Mr. Stephen, 36, a chef who lives in the Harford-Echodale-Perring Parkway neighborhood, had walked into the auction planning to bid on a house on Shakespeare Street in Fells Point. When he was outbid on that house, which sold for $150,000, he said to his friends, "I need to walk out of here with a house."

So, he did. He bought the second house auctioned, a row house on North Caroline Street that friends assured him was a nice one. After completing the paperwork for his new home, he said, he planned to go and see it.

Ward Morrow, an assistant state's attorney with the city, was the bidder who complained about the minimum price. He took his complaint to Mayor Schmoke, who promised to check into it. Mr. Morrow, 30, of Roland Park, who was there as a private buyer, said he hadn't known he would be asked to pay $5,000 more than his successful bid of $25,000 on a Pratt Street row house.

He declined to pay either the $30,000 requested or $28,000, the figure he said was proposed after he protested. He said he planned to look into appeals.

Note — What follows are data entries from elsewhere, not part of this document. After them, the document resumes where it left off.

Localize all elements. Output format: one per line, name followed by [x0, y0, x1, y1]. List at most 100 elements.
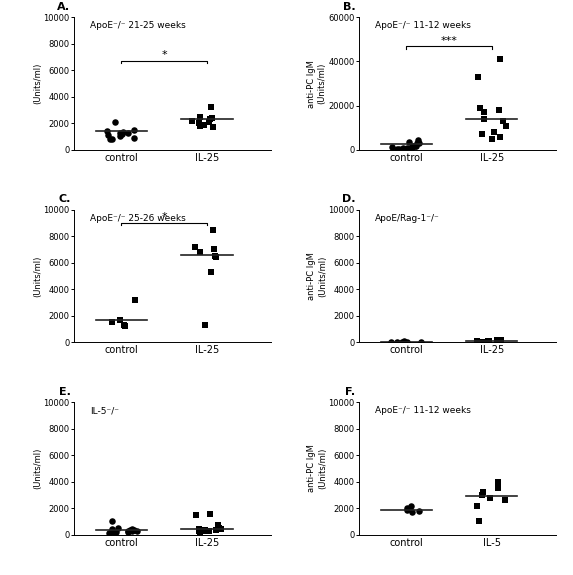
Point [478, 488, 488, 497]
Point [213, 521, 222, 530]
Point [484, 337, 493, 346]
Point [201, 526, 210, 535]
Text: B.: B. [343, 2, 355, 12]
Y-axis label: anti-PC IgM
(Units/ml): anti-PC IgM (Units/ml) [307, 60, 327, 108]
Point [496, 55, 505, 64]
Point [125, 526, 135, 535]
Point [413, 139, 422, 148]
Point [473, 72, 482, 82]
Text: F.: F. [346, 387, 355, 397]
Point [199, 120, 209, 129]
Point [486, 493, 495, 502]
Point [214, 523, 223, 532]
Point [129, 525, 139, 534]
Point [387, 142, 397, 151]
Y-axis label: (Units/ml): (Units/ml) [33, 255, 42, 297]
Point [496, 335, 505, 344]
Point [484, 336, 493, 346]
Point [117, 129, 127, 139]
Y-axis label: (Units/ml): (Units/ml) [33, 63, 42, 104]
Y-axis label: (Units/ml): (Units/ml) [33, 448, 42, 489]
Point [403, 505, 412, 514]
Point [501, 121, 510, 130]
Point [216, 525, 225, 534]
Point [398, 143, 407, 152]
Point [201, 320, 210, 329]
Point [105, 134, 115, 143]
Point [119, 320, 128, 329]
Point [408, 508, 417, 517]
Point [494, 484, 503, 493]
Text: IL-5⁻/⁻: IL-5⁻/⁻ [90, 406, 119, 415]
Point [198, 527, 207, 536]
Point [208, 113, 217, 122]
Point [477, 490, 486, 500]
Point [108, 135, 117, 144]
Point [409, 141, 418, 151]
Point [477, 130, 486, 139]
Point [473, 336, 482, 345]
Point [494, 477, 503, 486]
Point [211, 253, 221, 262]
Point [129, 133, 138, 143]
Point [480, 114, 489, 124]
Point [406, 501, 415, 510]
Point [411, 141, 421, 150]
Point [496, 132, 505, 141]
Point [111, 117, 120, 126]
Point [210, 245, 219, 254]
Point [393, 144, 402, 153]
Point [398, 337, 407, 346]
Point [103, 131, 112, 140]
Point [387, 338, 396, 347]
Text: ApoE/Rag-1⁻/⁻: ApoE/Rag-1⁻/⁻ [375, 214, 440, 223]
Point [204, 117, 213, 126]
Point [191, 510, 201, 519]
Point [500, 496, 509, 505]
Point [407, 143, 417, 152]
Point [194, 524, 203, 534]
Point [116, 128, 125, 137]
Point [210, 251, 219, 260]
Point [472, 501, 481, 510]
Point [402, 144, 411, 153]
Point [105, 528, 114, 538]
Point [492, 336, 501, 345]
Text: *: * [162, 212, 167, 223]
Y-axis label: anti-PC IgM
(Units/ml): anti-PC IgM (Units/ml) [308, 444, 327, 492]
Point [190, 242, 199, 251]
Point [195, 119, 204, 128]
Point [109, 527, 118, 536]
Point [113, 523, 123, 532]
Text: ApoE⁻/⁻ 11-12 weeks: ApoE⁻/⁻ 11-12 weeks [375, 21, 471, 30]
Point [211, 525, 221, 534]
Point [399, 337, 409, 346]
Point [132, 527, 142, 536]
Point [119, 128, 128, 137]
Point [208, 225, 217, 234]
Point [487, 135, 496, 144]
Text: D.: D. [342, 194, 355, 204]
Point [107, 517, 116, 526]
Text: A.: A. [57, 2, 70, 12]
Point [402, 337, 411, 346]
Point [195, 247, 205, 256]
Point [129, 125, 138, 135]
Point [205, 527, 214, 536]
Point [111, 527, 120, 536]
Point [414, 506, 423, 515]
Text: ApoE⁻/⁻ 25-26 weeks: ApoE⁻/⁻ 25-26 weeks [90, 214, 186, 223]
Text: *: * [162, 51, 167, 60]
Y-axis label: anti-PC IgM
(Units/ml): anti-PC IgM (Units/ml) [308, 252, 327, 300]
Point [498, 117, 507, 126]
Point [476, 104, 485, 113]
Point [416, 338, 425, 347]
Point [195, 121, 205, 131]
Point [108, 525, 117, 534]
Point [131, 296, 140, 305]
Point [108, 318, 117, 327]
Point [208, 123, 217, 132]
Point [478, 337, 487, 346]
Point [120, 322, 129, 331]
Point [206, 267, 215, 277]
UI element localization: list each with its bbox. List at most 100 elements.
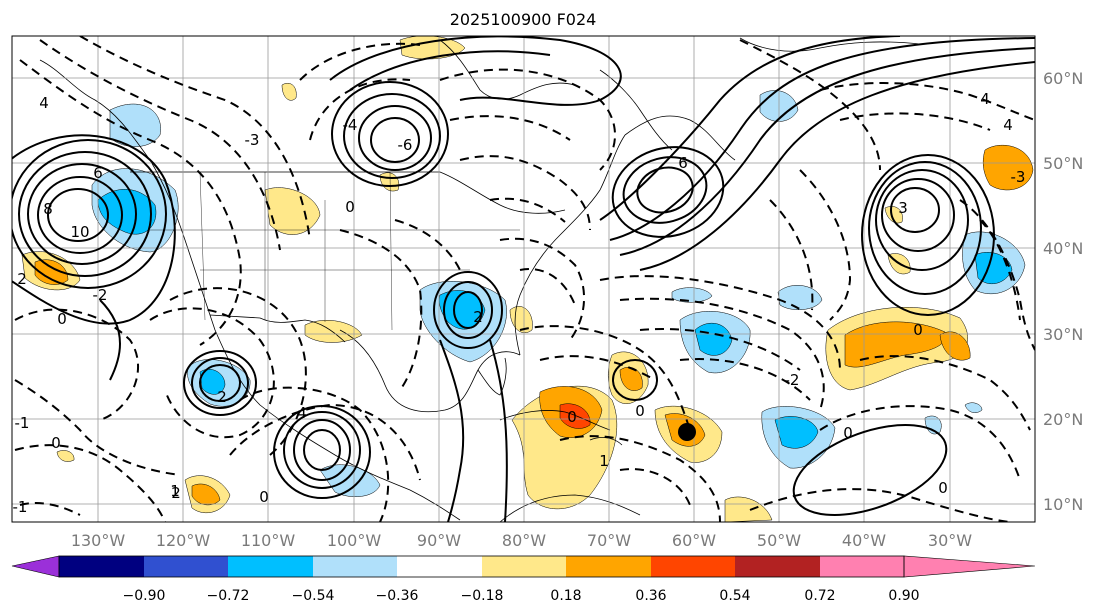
map-frame xyxy=(11,35,1036,523)
colorbar: −0.90 −0.72 −0.54 −0.36 −0.18 0.18 0.36 … xyxy=(11,555,1036,604)
contour-dashed-east xyxy=(449,115,571,141)
contour-dashed-east xyxy=(439,68,616,171)
contour-label: 4 xyxy=(1003,116,1013,134)
contour-low-pacific xyxy=(47,188,109,242)
contour-label: 2 xyxy=(473,308,483,326)
shade-pos-mid xyxy=(34,259,69,285)
colorbar-segment xyxy=(651,556,735,577)
contour-low-baja xyxy=(183,350,257,416)
border-states-grid-2 xyxy=(150,229,520,271)
colorbar-segment xyxy=(735,556,820,577)
contour-canada-ridge xyxy=(349,50,551,91)
contour-label: 10 xyxy=(70,223,89,241)
colorbar-outline xyxy=(58,555,905,578)
contour-dashed-atlantic xyxy=(769,199,814,311)
contour-dashed-caribbean xyxy=(619,468,691,506)
shade-pos-mid xyxy=(191,483,221,506)
contour-dashed-east-atlantic xyxy=(749,488,1011,522)
border-states-grid-1 xyxy=(199,171,393,331)
contour-label: -4 xyxy=(343,116,358,134)
colorbar-tick: 0.90 xyxy=(888,588,919,604)
contour-low-pacific xyxy=(18,151,152,277)
coastline-gulf-of-mexico xyxy=(339,329,521,413)
contour-low-pacific-mexico xyxy=(283,411,361,489)
lon-label: 40°W xyxy=(842,531,886,550)
contour-label: 0 xyxy=(51,434,61,452)
contour-label: 0 xyxy=(938,479,948,497)
colorbar-tick: −0.36 xyxy=(376,588,419,604)
shade-pos-weak xyxy=(399,36,466,60)
dashed-contours xyxy=(14,36,1035,522)
longitude-labels: 130°W 120°W 110°W 100°W 90°W 80°W 70°W 6… xyxy=(71,531,972,550)
contour-dashed-atlantic xyxy=(799,169,852,321)
contour-dashed-baja xyxy=(169,287,307,456)
contour-low-pacific-mexico xyxy=(293,419,351,481)
colorbar-segment xyxy=(313,556,397,577)
contour-dashed-east xyxy=(519,268,576,306)
contour-dashed-caribbean xyxy=(559,435,721,522)
contour-low-southeast-us xyxy=(453,291,483,329)
contour-label: 1 xyxy=(170,482,180,500)
colorbar-tick: −0.18 xyxy=(461,588,504,604)
contour-low-baja xyxy=(199,364,241,402)
contour-dashed-west xyxy=(14,379,181,476)
contour-label: -3 xyxy=(1011,168,1026,186)
contour-low-canada xyxy=(331,81,449,187)
contour-low-southeast-us xyxy=(433,271,503,349)
coastline-canada-east xyxy=(624,115,736,161)
contour-dashed-atlantic xyxy=(839,112,991,131)
contour-dashed-gulf xyxy=(394,219,461,271)
colorbar-extend-left xyxy=(11,555,60,578)
contour-high-tropical-atlantic xyxy=(792,424,948,516)
coastline-layer xyxy=(39,37,921,522)
coastline-cuba xyxy=(499,410,611,431)
contour-dashed-atlantic xyxy=(599,275,841,371)
shade-pos-weak xyxy=(724,496,773,522)
shade-pos-weak xyxy=(939,331,971,361)
contour-dashed-mexico xyxy=(229,403,421,481)
shade-pos-weak xyxy=(56,450,75,462)
contour-label-layer: 10 8 6 4 2 0 -1 -2 -3 -4 -6 0 2 4 0 2 -1… xyxy=(13,90,1026,516)
shade-neg-strong xyxy=(774,416,819,449)
contour-dashed-west xyxy=(19,502,81,516)
border-us-canada xyxy=(130,171,566,214)
lat-label: 60°N xyxy=(1043,69,1083,88)
colorbar-tick: −0.72 xyxy=(207,588,250,604)
graticule xyxy=(12,36,1035,522)
lon-label: 70°W xyxy=(587,531,631,550)
contour-dashed-caribbean xyxy=(519,325,691,431)
contour-label: 0 xyxy=(259,488,269,506)
coastline-florida xyxy=(477,357,507,396)
contour-atlantic-jet xyxy=(599,36,901,221)
lon-label: 80°W xyxy=(502,531,546,550)
contour-low-mid-atlantic xyxy=(868,161,982,295)
colorbar-segment xyxy=(566,556,651,577)
contour-dashed-west xyxy=(14,308,140,421)
lon-label: 130°W xyxy=(71,531,126,550)
lat-label: 10°N xyxy=(1043,495,1083,514)
shade-pos-weak xyxy=(304,320,363,343)
shade-pos-weak xyxy=(281,82,297,101)
contour-low-baja xyxy=(191,357,249,409)
shade-neg-weak xyxy=(109,103,161,147)
contour-label: 0 xyxy=(57,310,67,328)
lat-label: 50°N xyxy=(1043,154,1083,173)
lon-label: 100°W xyxy=(327,531,382,550)
lon-label: 30°W xyxy=(928,531,972,550)
contour-label: -6 xyxy=(398,136,413,154)
contour-label: 4 xyxy=(980,90,990,108)
colorbar-segment xyxy=(482,556,566,577)
contour-low-newfoundland xyxy=(611,146,725,238)
contour-label: -2 xyxy=(93,286,108,304)
contour-label: 3 xyxy=(898,199,908,217)
contour-label: 0 xyxy=(913,321,923,339)
contour-dashed-mexico xyxy=(239,386,390,522)
colorbar-tick: 0.18 xyxy=(550,588,581,604)
shade-neg-strong xyxy=(97,189,157,235)
contour-dashed-west xyxy=(79,36,311,241)
contour-dashed-atlantic xyxy=(679,358,811,401)
contour-dashed-atlantic xyxy=(619,297,825,411)
contour-low-mid-atlantic xyxy=(875,169,969,271)
contour-florida-trough xyxy=(489,339,508,522)
contour-dashed-west xyxy=(14,444,166,522)
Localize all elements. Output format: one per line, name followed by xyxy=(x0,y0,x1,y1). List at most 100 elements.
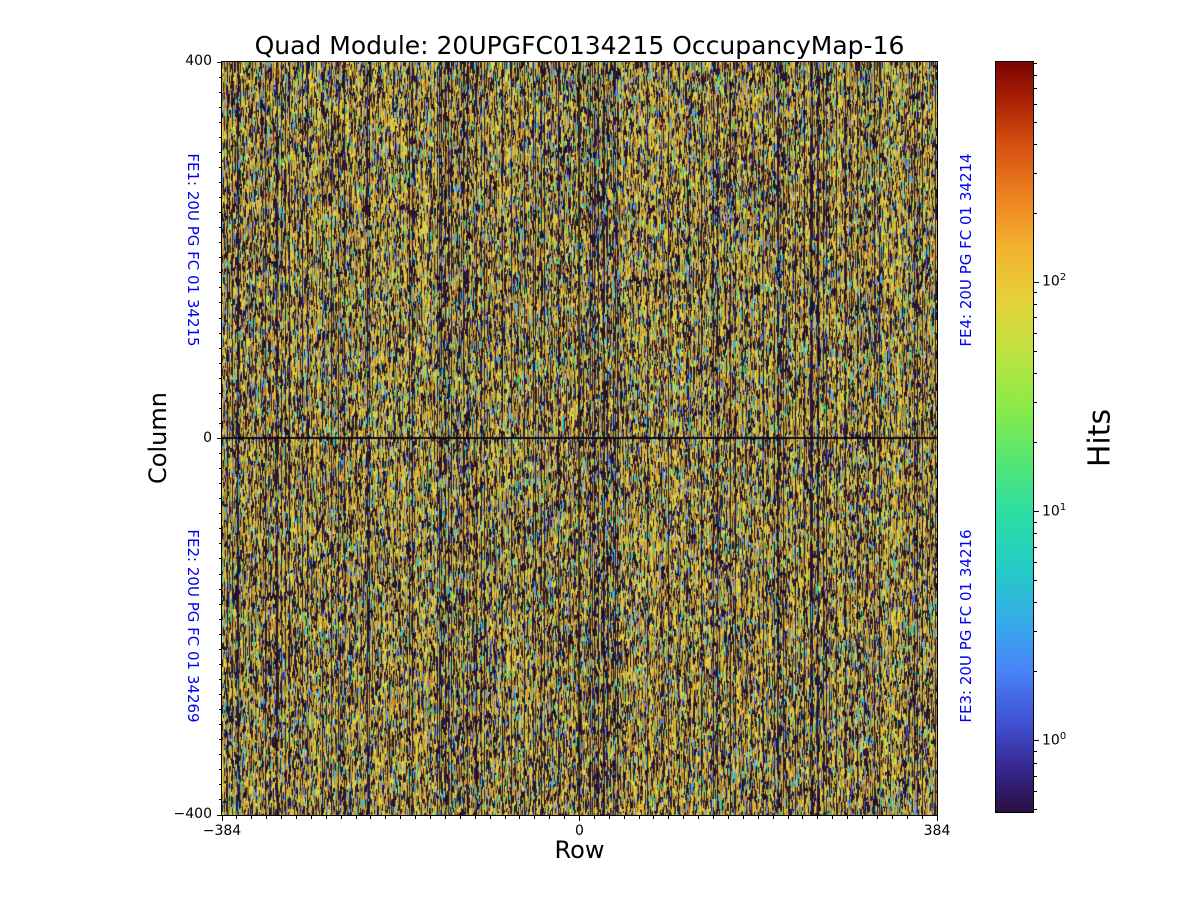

The seller always reserves the right to reject a bid unless it is specified as a final auction, said Jeffrey Goldman, single-family house portfolio manager for the Maryland Housing Fund, which owns the property. Mr. Goldman said the state agency will take a loss on the property, even at the $30,000 minimum.

Zack Germroth, city Department of Housing and Community Development spokesman, said the minimums are based on appraised values.

Robert Helmacy, of Pasadena, criticized Mr. Schmoke for withdrawing the Sharp-Leadenhall houses.

The mayor took the action after community leaders said that city officials promised decades ago to give longtime Sharp-Leadenhall residents the opportunity to buy homes there.